1x1 On Wendy Red Star
Monsters, 2019

Monsters, an immersive video installation made in collaboration with Amelia Winger-Bearskin, anchors Wendy Red Star’s exhibition, A Scratch on the Earth. It screens inside a dome-shaped structure that resembles a traditional ceremonial sweat lodge, here cheekily covered in colorful Pendleton blankets, quilts, and sleeping bags and surrounded by plastic foliage. Shot with a VR rig provided by Google that can record 360-degree views, the work’s title evokes one tech writer’s description of the device as a “17-camera monster.” The shadow of this technological wonder looms over the sweeping landscapes it records. Shot in southern Montana where Red Star was raised on the Crow reservation, Monsters travels through a series of sites in the vicinity of the Pryor Mountains, land sacred to the Apsáalooke (Crow Nation), where actual monsters, mischievous, sometimes menacing creatures known as the Little People, are believed to reside. These diminutive but fearsome beings were blamed for a series of mysterious accidents that plagued the railroad line built through the Pryor Gap, a site where Apsáalooke ritually demonstrated respect for the Little People by leaving offerings such as beads, arrows, or meat, which in turn helped guarantee their own safe passage through the territory.

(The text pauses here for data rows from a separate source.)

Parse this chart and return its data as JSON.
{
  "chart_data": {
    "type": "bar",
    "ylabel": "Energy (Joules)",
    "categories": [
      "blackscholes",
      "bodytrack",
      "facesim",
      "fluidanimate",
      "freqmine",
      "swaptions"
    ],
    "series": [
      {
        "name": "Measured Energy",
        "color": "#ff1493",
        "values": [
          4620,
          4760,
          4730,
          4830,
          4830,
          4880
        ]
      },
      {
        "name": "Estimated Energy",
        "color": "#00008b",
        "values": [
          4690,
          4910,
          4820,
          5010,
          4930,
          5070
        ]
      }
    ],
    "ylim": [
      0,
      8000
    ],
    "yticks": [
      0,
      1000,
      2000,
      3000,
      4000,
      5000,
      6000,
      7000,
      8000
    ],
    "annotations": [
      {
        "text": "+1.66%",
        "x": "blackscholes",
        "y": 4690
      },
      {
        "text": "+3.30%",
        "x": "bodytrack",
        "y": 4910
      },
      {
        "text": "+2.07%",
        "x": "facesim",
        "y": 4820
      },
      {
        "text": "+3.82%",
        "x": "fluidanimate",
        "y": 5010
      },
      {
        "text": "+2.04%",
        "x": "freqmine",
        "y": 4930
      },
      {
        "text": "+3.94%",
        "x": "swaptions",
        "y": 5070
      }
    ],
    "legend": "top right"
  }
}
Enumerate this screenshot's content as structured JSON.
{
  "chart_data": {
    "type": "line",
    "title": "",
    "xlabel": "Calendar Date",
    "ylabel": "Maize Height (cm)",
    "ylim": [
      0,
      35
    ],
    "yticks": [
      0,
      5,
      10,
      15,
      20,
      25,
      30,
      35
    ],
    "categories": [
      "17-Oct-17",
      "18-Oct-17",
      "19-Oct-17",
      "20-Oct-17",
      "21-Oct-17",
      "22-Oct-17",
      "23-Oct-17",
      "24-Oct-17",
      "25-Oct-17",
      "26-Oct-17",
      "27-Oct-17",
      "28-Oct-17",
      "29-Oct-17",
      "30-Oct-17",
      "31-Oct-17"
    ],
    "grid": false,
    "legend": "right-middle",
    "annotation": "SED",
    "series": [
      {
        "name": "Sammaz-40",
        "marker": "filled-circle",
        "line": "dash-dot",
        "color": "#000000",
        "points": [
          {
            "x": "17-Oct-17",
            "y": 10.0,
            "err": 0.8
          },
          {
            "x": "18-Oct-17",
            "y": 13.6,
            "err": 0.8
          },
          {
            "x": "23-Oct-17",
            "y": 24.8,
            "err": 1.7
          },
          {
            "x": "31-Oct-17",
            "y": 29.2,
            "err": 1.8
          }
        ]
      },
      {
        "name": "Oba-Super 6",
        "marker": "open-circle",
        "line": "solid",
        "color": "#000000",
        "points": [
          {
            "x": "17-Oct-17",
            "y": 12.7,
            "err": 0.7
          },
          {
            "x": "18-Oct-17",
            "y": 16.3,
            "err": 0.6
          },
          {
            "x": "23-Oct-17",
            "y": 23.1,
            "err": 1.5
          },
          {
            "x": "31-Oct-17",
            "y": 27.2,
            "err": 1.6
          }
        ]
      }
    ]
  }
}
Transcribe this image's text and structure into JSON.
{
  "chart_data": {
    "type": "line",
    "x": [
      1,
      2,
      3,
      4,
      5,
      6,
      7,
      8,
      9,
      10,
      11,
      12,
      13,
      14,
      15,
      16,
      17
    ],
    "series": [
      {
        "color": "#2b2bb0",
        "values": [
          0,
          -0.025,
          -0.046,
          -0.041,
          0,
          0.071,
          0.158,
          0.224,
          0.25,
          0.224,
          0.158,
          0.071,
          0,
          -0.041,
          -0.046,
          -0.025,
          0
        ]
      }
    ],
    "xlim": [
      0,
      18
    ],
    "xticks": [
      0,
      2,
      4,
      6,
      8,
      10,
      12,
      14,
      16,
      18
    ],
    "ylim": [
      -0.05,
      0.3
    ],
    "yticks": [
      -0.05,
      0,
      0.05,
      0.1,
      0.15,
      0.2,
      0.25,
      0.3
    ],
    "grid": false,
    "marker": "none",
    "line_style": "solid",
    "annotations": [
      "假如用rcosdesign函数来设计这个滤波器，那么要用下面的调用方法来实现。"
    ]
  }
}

In eight static long takes, Red Star and Winger-Bearskin undertake a day’s journey into this land, rambling with their dogs across sub-alpine prairies, wide-open rocky expanses, into labyrinthian limestone caves, and down trails that betray traces of settler encroachment in the form of abandoned railroad beds and barbed wire fences. Along the way, Monsters navigates the legacies of photographic technologies that have participated in the dispossession of Indigenous land. Since the 1920s, multiple lens cameras have been used to survey large tracts of land, supporting governmental policies that enabled settlers to make claims on Apsáalooke territory. More spectacularly, 360-degree recording and projection has been deployed to naturalize this violent history, beginning with A Tour of the West, Disney’s inaugural Circarama presentation of 1955. Featuring eleven 16mm projectors, the attraction offered 360-degree views of landscapes already familiar from countless Westerns, including the Grand Canyon and Monument Valley, providing a virtual expedition underwritten by the ideology of westward expansion.
While early experiments with projection in the round were marred by blind spots that emerged in the gaps between screens, Google’s camera system allows users to upload their files to the cloud where they are seamlessly stitched together. Nonetheless, surrounded by an unbroken horizon in Monsters, one experiences the nagging sense that something remains occluded from view. In a classic horror film, framing that emphasizes the vacancy of space induces dread, fear of what lurks just off screen. Here, instead, the idea that these places could be understood as empty (and thus available to be settled) is quietly undone. As each shot slowly unfolds, the land comes to be felt as a living site, home to creatures both seen and unseen. And though monsters fail to appear, the ghosts of history are all around.